Others also questioned why only men were dancing in the video and no women could be seen anywhere. “May we see more women joining in these celebrations as freely as men, and may QAU remain a peaceful and joyous space for young people always!” read a tweet.

Calling it “shameless culture,” some users found it “disheartening” to see a pagan culture being “glorified” in a country built on Islamic grounds.

“There's no turning back for Pakistan,” read a tweet. Another user called it the inferiority complex of Pakistanis.

“Inferiority-complexed Pakistanis have always wronged the idea of coexistence. It means acceptance of people with different religions not adopting their religion it’s subjective to their population if there are only 2 or 3 Hindu students in the university, and the entire university shouldn’t go nuts.”
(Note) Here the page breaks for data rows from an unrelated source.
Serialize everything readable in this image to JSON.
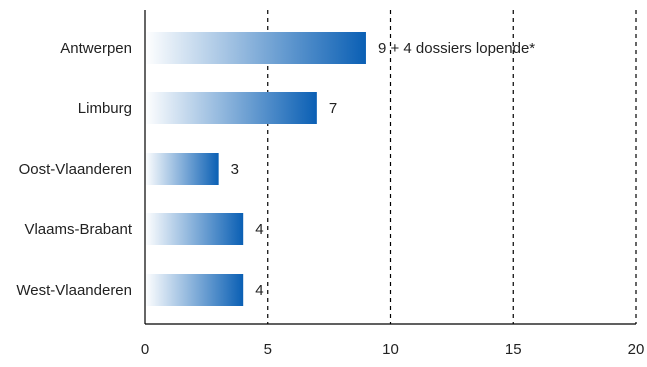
{
  "chart_data": {
    "type": "bar",
    "orientation": "horizontal",
    "categories": [
      "Antwerpen",
      "Limburg",
      "Oost-Vlaanderen",
      "Vlaams-Brabant",
      "West-Vlaanderen"
    ],
    "values": [
      9,
      7,
      3,
      4,
      4
    ],
    "data_labels": [
      "9 + 4 dossiers lopende*",
      "7",
      "3",
      "4",
      "4"
    ],
    "xlim": [
      0,
      20
    ],
    "x_ticks": [
      "0",
      "5",
      "10",
      "15",
      "20"
    ],
    "gridlines": "vertical dashed",
    "legend": "none",
    "colors": {
      "bar_start": "#ffffff",
      "bar_end": "#0a5fb4",
      "axis": "#000000",
      "grid": "#000000",
      "text": "#222222"
    }
  }
}
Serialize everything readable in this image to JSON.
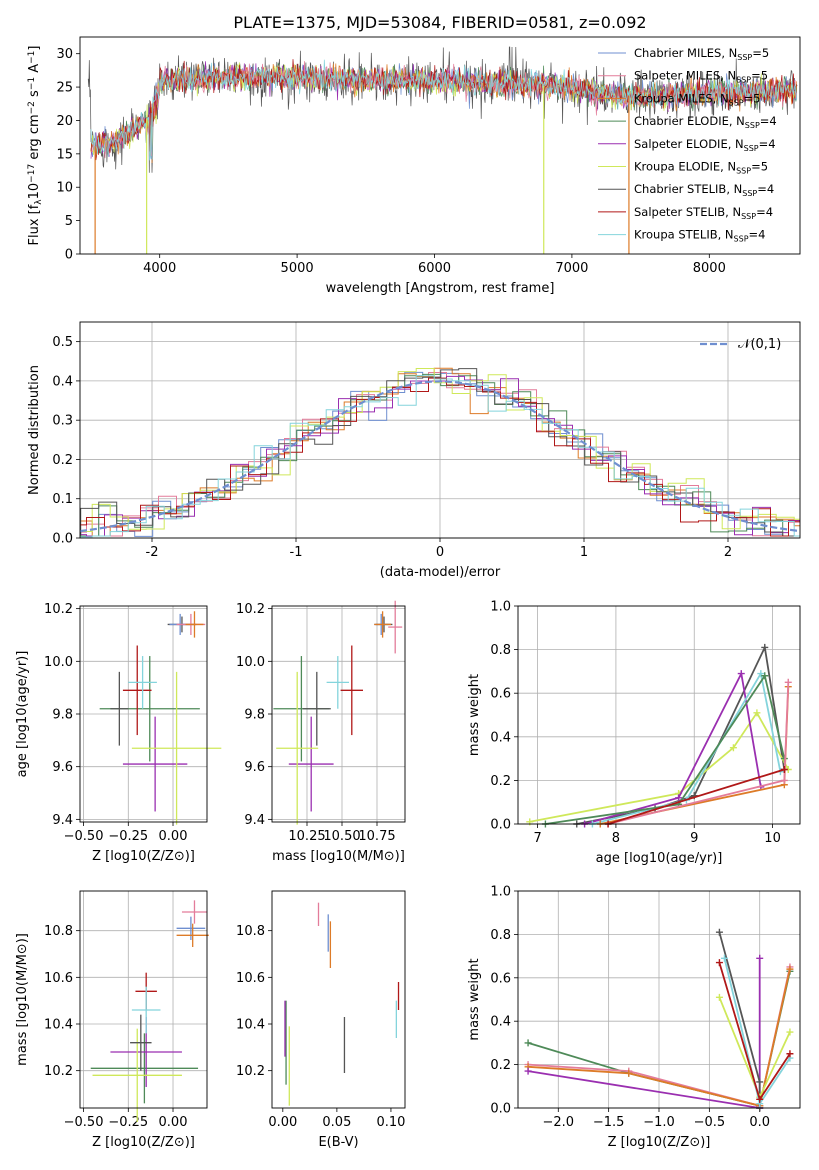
{
  "figure_title": "PLATE=1375, MJD=53084, FIBERID=0581, z=0.092",
  "series_names": [
    "Chabrier MILES, N_SSP=5",
    "Salpeter MILES, N_SSP=5",
    "Kroupa MILES, N_SSP=5",
    "Chabrier ELODIE, N_SSP=4",
    "Salpeter ELODIE, N_SSP=4",
    "Kroupa ELODIE, N_SSP=5",
    "Chabrier STELIB, N_SSP=4",
    "Salpeter STELIB, N_SSP=4",
    "Kroupa STELIB, N_SSP=4"
  ],
  "series_colors": [
    "#6f8fd0",
    "#e37c9a",
    "#dd7b28",
    "#4e8a58",
    "#9a2fb0",
    "#cfe85a",
    "#555555",
    "#b01818",
    "#84d4dc"
  ],
  "chart_data": [
    {
      "id": "spectrum",
      "type": "line",
      "xlabel": "wavelength [Angstrom, rest frame]",
      "ylabel": "Flux [f_λ 10^-17 erg cm^-2 s^-1 A^-1]",
      "xlim": [
        3420,
        8660
      ],
      "ylim": [
        0,
        32.5
      ],
      "xticks": [
        4000,
        5000,
        6000,
        7000,
        8000
      ],
      "yticks": [
        0,
        5,
        10,
        15,
        20,
        25,
        30
      ],
      "grid": false,
      "legend": "right",
      "continuum": [
        [
          3500,
          16
        ],
        [
          3700,
          17
        ],
        [
          3900,
          20
        ],
        [
          4000,
          26
        ],
        [
          4500,
          26.5
        ],
        [
          5000,
          26.5
        ],
        [
          5500,
          26
        ],
        [
          6000,
          26
        ],
        [
          6500,
          25.5
        ],
        [
          7000,
          25
        ],
        [
          7200,
          24
        ],
        [
          7500,
          23.5
        ],
        [
          8000,
          24
        ],
        [
          8600,
          24.5
        ]
      ]
    },
    {
      "id": "residuals",
      "type": "line",
      "xlabel": "(data-model)/error",
      "ylabel": "Normed distribution",
      "xlim": [
        -2.5,
        2.5
      ],
      "ylim": [
        0,
        0.55
      ],
      "xticks": [
        -2,
        -1,
        0,
        1,
        2
      ],
      "yticks": [
        0.0,
        0.1,
        0.2,
        0.3,
        0.4,
        0.5
      ],
      "grid": true,
      "legend": "top-right",
      "legend_label": "𝒩(0,1)",
      "bin_width": 0.125,
      "reference": "normal(0,1)"
    },
    {
      "id": "age_vs_Z",
      "type": "scatter",
      "xlabel": "Z [log10(Z/Z⊙)]",
      "ylabel": "age [log10(age/yr)]",
      "xlim": [
        -0.52,
        0.19
      ],
      "ylim": [
        9.39,
        10.21
      ],
      "xticks": [
        -0.5,
        -0.25,
        0.0
      ],
      "yticks": [
        9.4,
        9.6,
        9.8,
        10.0,
        10.2
      ],
      "grid": true,
      "points": [
        [
          0.05,
          10.14,
          0.08,
          0.03,
          6
        ],
        [
          0.04,
          10.14,
          0.06,
          0.04,
          0
        ],
        [
          0.1,
          10.14,
          0.08,
          0.04,
          1
        ],
        [
          0.12,
          10.14,
          0.05,
          0.05,
          2
        ],
        [
          -0.13,
          9.82,
          0.28,
          0.2,
          3
        ],
        [
          -0.1,
          9.61,
          0.18,
          0.18,
          4
        ],
        [
          0.02,
          9.67,
          0.25,
          0.29,
          5
        ],
        [
          -0.3,
          9.82,
          0.05,
          0.14,
          6
        ],
        [
          -0.2,
          9.89,
          0.08,
          0.17,
          7
        ],
        [
          -0.17,
          9.92,
          0.08,
          0.1,
          8
        ]
      ]
    },
    {
      "id": "age_vs_mass",
      "type": "scatter",
      "xlabel": "mass [log10(M/M⊙)]",
      "ylabel": "",
      "xlim": [
        10.0,
        10.95
      ],
      "ylim": [
        9.39,
        10.21
      ],
      "xticks": [
        10.25,
        10.5,
        10.75
      ],
      "yticks": [
        9.4,
        9.6,
        9.8,
        10.0,
        10.2
      ],
      "grid": true,
      "points": [
        [
          10.8,
          10.14,
          0.06,
          0.03,
          6
        ],
        [
          10.78,
          10.14,
          0.05,
          0.04,
          0
        ],
        [
          10.88,
          10.13,
          0.05,
          0.1,
          1
        ],
        [
          10.79,
          10.14,
          0.06,
          0.05,
          2
        ],
        [
          10.21,
          9.82,
          0.2,
          0.2,
          3
        ],
        [
          10.28,
          9.61,
          0.16,
          0.18,
          4
        ],
        [
          10.18,
          9.67,
          0.15,
          0.29,
          5
        ],
        [
          10.32,
          9.82,
          0.1,
          0.14,
          6
        ],
        [
          10.57,
          9.89,
          0.08,
          0.17,
          7
        ],
        [
          10.47,
          9.92,
          0.08,
          0.1,
          8
        ]
      ]
    },
    {
      "id": "weights_vs_age",
      "type": "line",
      "xlabel": "age [log10(age/yr)]",
      "ylabel": "mass weight",
      "xlim": [
        6.75,
        10.35
      ],
      "ylim": [
        0,
        1
      ],
      "xticks": [
        7,
        8,
        9,
        10
      ],
      "yticks": [
        0.0,
        0.2,
        0.4,
        0.6,
        0.8,
        1.0
      ],
      "grid": true,
      "series": [
        {
          "color": 6,
          "points": [
            [
              7.5,
              0
            ],
            [
              8.5,
              0.07
            ],
            [
              9.0,
              0.13
            ],
            [
              9.9,
              0.81
            ],
            [
              10.15,
              0.25
            ]
          ]
        },
        {
          "color": 5,
          "points": [
            [
              6.9,
              0.01
            ],
            [
              8.8,
              0.14
            ],
            [
              9.5,
              0.35
            ],
            [
              9.8,
              0.51
            ],
            [
              10.2,
              0.25
            ]
          ]
        },
        {
          "color": 4,
          "points": [
            [
              7.6,
              0
            ],
            [
              8.8,
              0.12
            ],
            [
              9.6,
              0.69
            ],
            [
              9.85,
              0.17
            ]
          ]
        },
        {
          "color": 8,
          "points": [
            [
              7.7,
              0
            ],
            [
              8.9,
              0.11
            ],
            [
              9.85,
              0.69
            ],
            [
              10.1,
              0.24
            ]
          ]
        },
        {
          "color": 3,
          "points": [
            [
              7.1,
              0
            ],
            [
              8.8,
              0.09
            ],
            [
              9.9,
              0.68
            ],
            [
              10.15,
              0.3
            ]
          ]
        },
        {
          "color": 2,
          "points": [
            [
              7.8,
              0
            ],
            [
              10.15,
              0.18
            ],
            [
              10.2,
              0.63
            ]
          ]
        },
        {
          "color": 1,
          "points": [
            [
              7.9,
              0
            ],
            [
              10.15,
              0.2
            ],
            [
              10.2,
              0.65
            ]
          ]
        },
        {
          "color": 7,
          "points": [
            [
              7.9,
              0
            ],
            [
              10.15,
              0.25
            ]
          ]
        }
      ]
    },
    {
      "id": "mass_vs_Z",
      "type": "scatter",
      "xlabel": "Z [log10(Z/Z⊙)]",
      "ylabel": "mass [log10(M/M⊙)]",
      "xlim": [
        -0.52,
        0.19
      ],
      "ylim": [
        10.04,
        10.97
      ],
      "xticks": [
        -0.5,
        -0.25,
        0.0
      ],
      "yticks": [
        10.2,
        10.4,
        10.6,
        10.8
      ],
      "grid": true,
      "points": [
        [
          0.12,
          10.88,
          0.07,
          0.05,
          1
        ],
        [
          0.1,
          10.81,
          0.08,
          0.05,
          0
        ],
        [
          0.11,
          10.78,
          0.09,
          0.05,
          2
        ],
        [
          -0.16,
          10.21,
          0.3,
          0.15,
          3
        ],
        [
          -0.15,
          10.28,
          0.2,
          0.15,
          4
        ],
        [
          -0.2,
          10.18,
          0.25,
          0.2,
          5
        ],
        [
          -0.18,
          10.32,
          0.06,
          0.12,
          6
        ],
        [
          -0.15,
          10.54,
          0.06,
          0.08,
          7
        ],
        [
          -0.15,
          10.46,
          0.08,
          0.1,
          8
        ]
      ]
    },
    {
      "id": "mass_vs_EBV",
      "type": "scatter",
      "xlabel": "E(B-V)",
      "ylabel": "",
      "xlim": [
        -0.01,
        0.113
      ],
      "ylim": [
        10.04,
        10.97
      ],
      "xticks": [
        0.0,
        0.05,
        0.1
      ],
      "yticks": [
        10.2,
        10.4,
        10.6,
        10.8
      ],
      "grid": false,
      "points": [
        [
          0.033,
          10.87,
          0,
          0.05,
          1
        ],
        [
          0.042,
          10.79,
          0,
          0.08,
          0
        ],
        [
          0.044,
          10.74,
          0,
          0.1,
          2
        ],
        [
          0.003,
          10.32,
          0,
          0.18,
          3
        ],
        [
          0.002,
          10.38,
          0,
          0.12,
          4
        ],
        [
          0.006,
          10.22,
          0,
          0.17,
          5
        ],
        [
          0.057,
          10.31,
          0,
          0.12,
          6
        ],
        [
          0.107,
          10.52,
          0,
          0.06,
          7
        ],
        [
          0.105,
          10.42,
          0,
          0.08,
          8
        ]
      ]
    },
    {
      "id": "weights_vs_Z",
      "type": "line",
      "xlabel": "Z [log10(Z/Z⊙)]",
      "ylabel": "mass weight",
      "xlim": [
        -2.4,
        0.4
      ],
      "ylim": [
        0,
        1
      ],
      "xticks": [
        -2.0,
        -1.5,
        -1.0,
        -0.5,
        0.0
      ],
      "yticks": [
        0.0,
        0.2,
        0.4,
        0.6,
        0.8,
        1.0
      ],
      "grid": true,
      "series": [
        {
          "color": 3,
          "points": [
            [
              -2.3,
              0.3
            ],
            [
              -1.3,
              0.16
            ],
            [
              0,
              0.01
            ],
            [
              0.3,
              0.63
            ]
          ]
        },
        {
          "color": 1,
          "points": [
            [
              -2.3,
              0.2
            ],
            [
              -1.3,
              0.17
            ],
            [
              0,
              0.01
            ],
            [
              0.3,
              0.65
            ]
          ]
        },
        {
          "color": 2,
          "points": [
            [
              -2.3,
              0.19
            ],
            [
              -1.3,
              0.16
            ],
            [
              0,
              0.01
            ],
            [
              0.3,
              0.64
            ]
          ]
        },
        {
          "color": 4,
          "points": [
            [
              -2.3,
              0.17
            ],
            [
              0,
              0.0
            ],
            [
              0,
              0.69
            ],
            [
              0,
              0.0
            ]
          ]
        },
        {
          "color": 6,
          "points": [
            [
              -0.4,
              0.81
            ],
            [
              0,
              0.12
            ],
            [
              0,
              0.0
            ]
          ]
        },
        {
          "color": 5,
          "points": [
            [
              -0.4,
              0.51
            ],
            [
              0,
              0.05
            ],
            [
              0.3,
              0.35
            ]
          ]
        },
        {
          "color": 8,
          "points": [
            [
              -0.35,
              0.69
            ],
            [
              0,
              0.02
            ],
            [
              0.3,
              0.23
            ]
          ]
        },
        {
          "color": 7,
          "points": [
            [
              -0.4,
              0.67
            ],
            [
              0,
              0.04
            ],
            [
              0.3,
              0.25
            ]
          ]
        }
      ]
    }
  ]
}
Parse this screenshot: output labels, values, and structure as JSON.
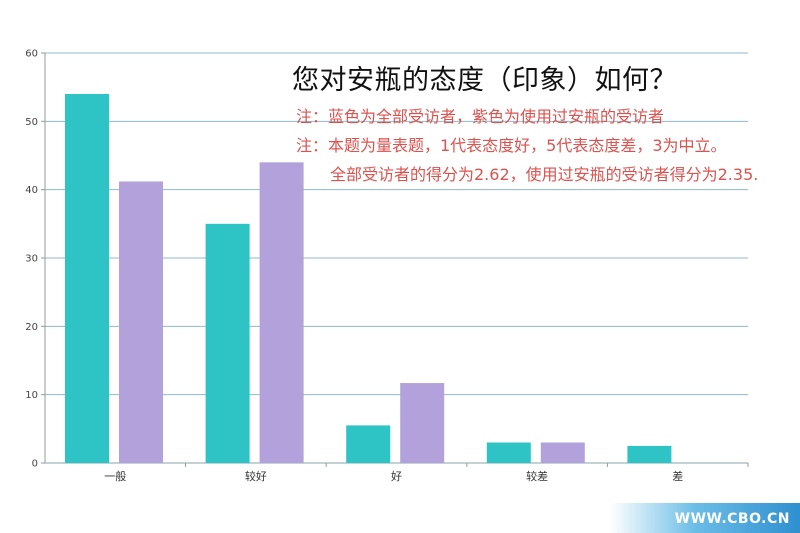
{
  "chart_data": {
    "type": "bar",
    "title": "您对安瓶的态度（印象）如何？",
    "notes": [
      "注：蓝色为全部受访者，紫色为使用过安瓶的受访者",
      "注：本题为量表题，1代表态度好，5代表态度差，3为中立。",
      "全部受访者的得分为2.62，使用过安瓶的受访者得分为2.35."
    ],
    "categories": [
      "一般",
      "较好",
      "好",
      "较差",
      "差"
    ],
    "series": [
      {
        "values": [
          54,
          35,
          5.5,
          3,
          2.5
        ],
        "color": "#2ec4c6"
      },
      {
        "values": [
          41.2,
          44,
          11.7,
          3,
          0
        ],
        "color": "#b3a1dc"
      }
    ],
    "ylim": [
      0,
      60
    ],
    "yticks": [
      0,
      10,
      20,
      30,
      40,
      50,
      60
    ],
    "xlabel": "",
    "ylabel": "",
    "grid": true
  },
  "watermark": "WWW.CBO.CN"
}
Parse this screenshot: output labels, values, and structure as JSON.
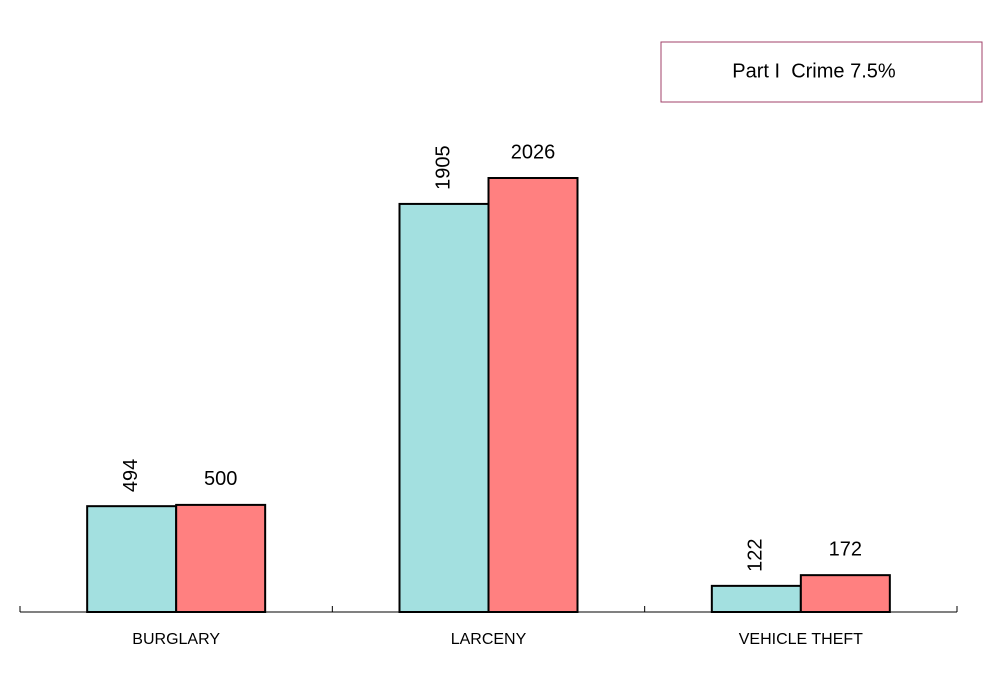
{
  "chart_data": {
    "type": "bar",
    "annotation": "Part I  Crime 7.5%",
    "categories": [
      "BURGLARY",
      "LARCENY",
      "VEHICLE THEFT"
    ],
    "series": [
      {
        "color": "#a3e0e0",
        "values": [
          494,
          1905,
          122
        ]
      },
      {
        "color": "#ff8080",
        "values": [
          500,
          2026,
          172
        ]
      }
    ]
  }
}
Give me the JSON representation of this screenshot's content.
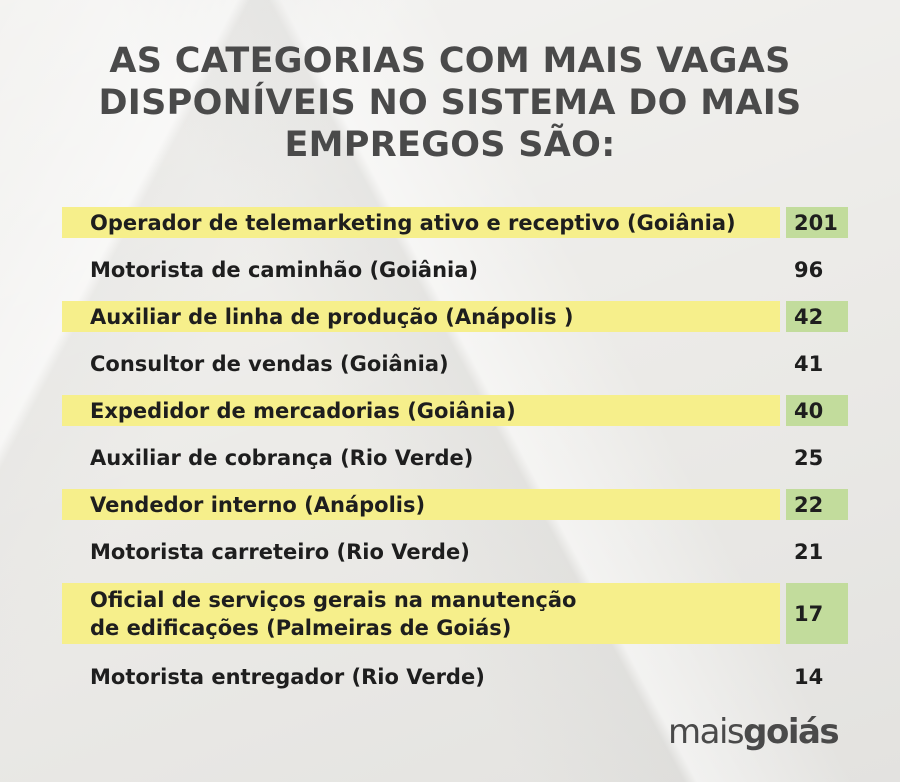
{
  "header": {
    "title": "AS CATEGORIAS COM MAIS VAGAS DISPONÍVEIS NO SISTEMA DO MAIS EMPREGOS SÃO:"
  },
  "chart_data": {
    "type": "table",
    "title": "AS CATEGORIAS COM MAIS VAGAS DISPONÍVEIS NO SISTEMA DO MAIS EMPREGOS SÃO:",
    "rows": [
      {
        "label": "Operador de telemarketing ativo e receptivo (Goiânia)",
        "value": "201",
        "highlight": true
      },
      {
        "label": "Motorista de caminhão (Goiânia)",
        "value": "96",
        "highlight": false
      },
      {
        "label": "Auxiliar de linha de produção (Anápolis )",
        "value": "42",
        "highlight": true
      },
      {
        "label": "Consultor de vendas (Goiânia)",
        "value": "41",
        "highlight": false
      },
      {
        "label": "Expedidor de mercadorias (Goiânia)",
        "value": "40",
        "highlight": true
      },
      {
        "label": "Auxiliar de cobrança (Rio Verde)",
        "value": "25",
        "highlight": false
      },
      {
        "label": "Vendedor interno (Anápolis)",
        "value": "22",
        "highlight": true
      },
      {
        "label": "Motorista carreteiro (Rio Verde)",
        "value": "21",
        "highlight": false
      },
      {
        "label": "Oficial de serviços gerais na manutenção de edificações (Palmeiras de Goiás)",
        "label_line1": "Oficial de serviços gerais na manutenção",
        "label_line2": "de edificações (Palmeiras de Goiás)",
        "value": "17",
        "highlight": true
      },
      {
        "label": "Motorista entregador (Rio Verde)",
        "value": "14",
        "highlight": false
      }
    ],
    "colors": {
      "highlight_label": "#f6ef8b",
      "highlight_value": "#c2dc9c",
      "title": "#4a4a4a"
    }
  },
  "logo": {
    "part1": "mais",
    "part2": "goiás"
  }
}
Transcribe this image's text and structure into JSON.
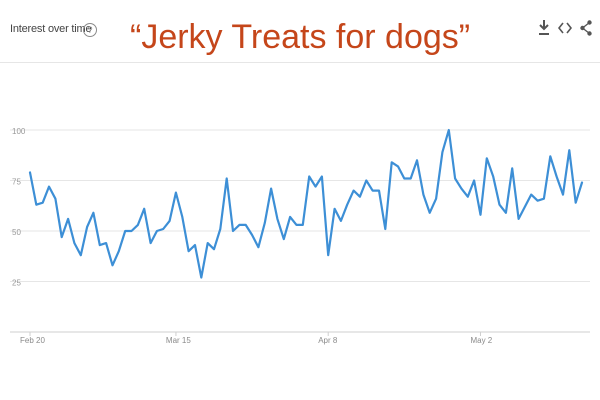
{
  "widget": {
    "label": "Interest over time",
    "help_symbol": "?"
  },
  "title": "“Jerky Treats for dogs”",
  "toolbar": {
    "download_icon": "download-icon",
    "embed_icon": "embed-icon",
    "share_icon": "share-icon"
  },
  "colors": {
    "line": "#3d8fd6",
    "title": "#c5461a",
    "grid": "#e6e6e6"
  },
  "chart_data": {
    "type": "line",
    "title": "“Jerky Treats for dogs”",
    "ylabel": "",
    "xlabel": "",
    "ylim": [
      0,
      100
    ],
    "yticks": [
      25,
      50,
      75,
      100
    ],
    "x_tick_labels": [
      {
        "label": "Feb 20",
        "index": 0
      },
      {
        "label": "Mar 15",
        "index": 23
      },
      {
        "label": "Apr 8",
        "index": 47
      },
      {
        "label": "May 2",
        "index": 71
      }
    ],
    "grid": true,
    "series": [
      {
        "values": [
          79,
          63,
          64,
          72,
          66,
          47,
          56,
          44,
          38,
          52,
          59,
          43,
          44,
          33,
          40,
          50,
          50,
          53,
          61,
          44,
          50,
          51,
          55,
          69,
          57,
          40,
          43,
          27,
          44,
          41,
          51,
          76,
          50,
          53,
          53,
          48,
          42,
          54,
          71,
          56,
          46,
          57,
          53,
          53,
          77,
          72,
          77,
          38,
          61,
          55,
          63,
          70,
          67,
          75,
          70,
          70,
          51,
          84,
          82,
          76,
          76,
          85,
          68,
          59,
          66,
          89,
          100,
          76,
          71,
          67,
          75,
          58,
          86,
          77,
          63,
          59,
          81,
          56,
          62,
          68,
          65,
          66,
          87,
          77,
          68,
          90,
          64,
          74
        ]
      }
    ]
  }
}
Another user drew parallels to the hypothetical scenario of Hindus in India celebrating Muslim festivals. "Wonder if Hindus in India could ever celebrate Muslim festivals like this. If it ever happened, one common thing will be the reaction of pandits, just like the maulvis giving fatwa on Twitter here."

One user asked people to “calm down” and let the youth “have fun” instead of beating them down. “Having fun is considered taboo here. Young people having a good time must be condemned. Not to forget the sprinkling of ‘Islamic touch’. Amongst these students are the future growth drivers of this fragile country. Encourage their free spirit rather than trying to beat them down,” read the tweet.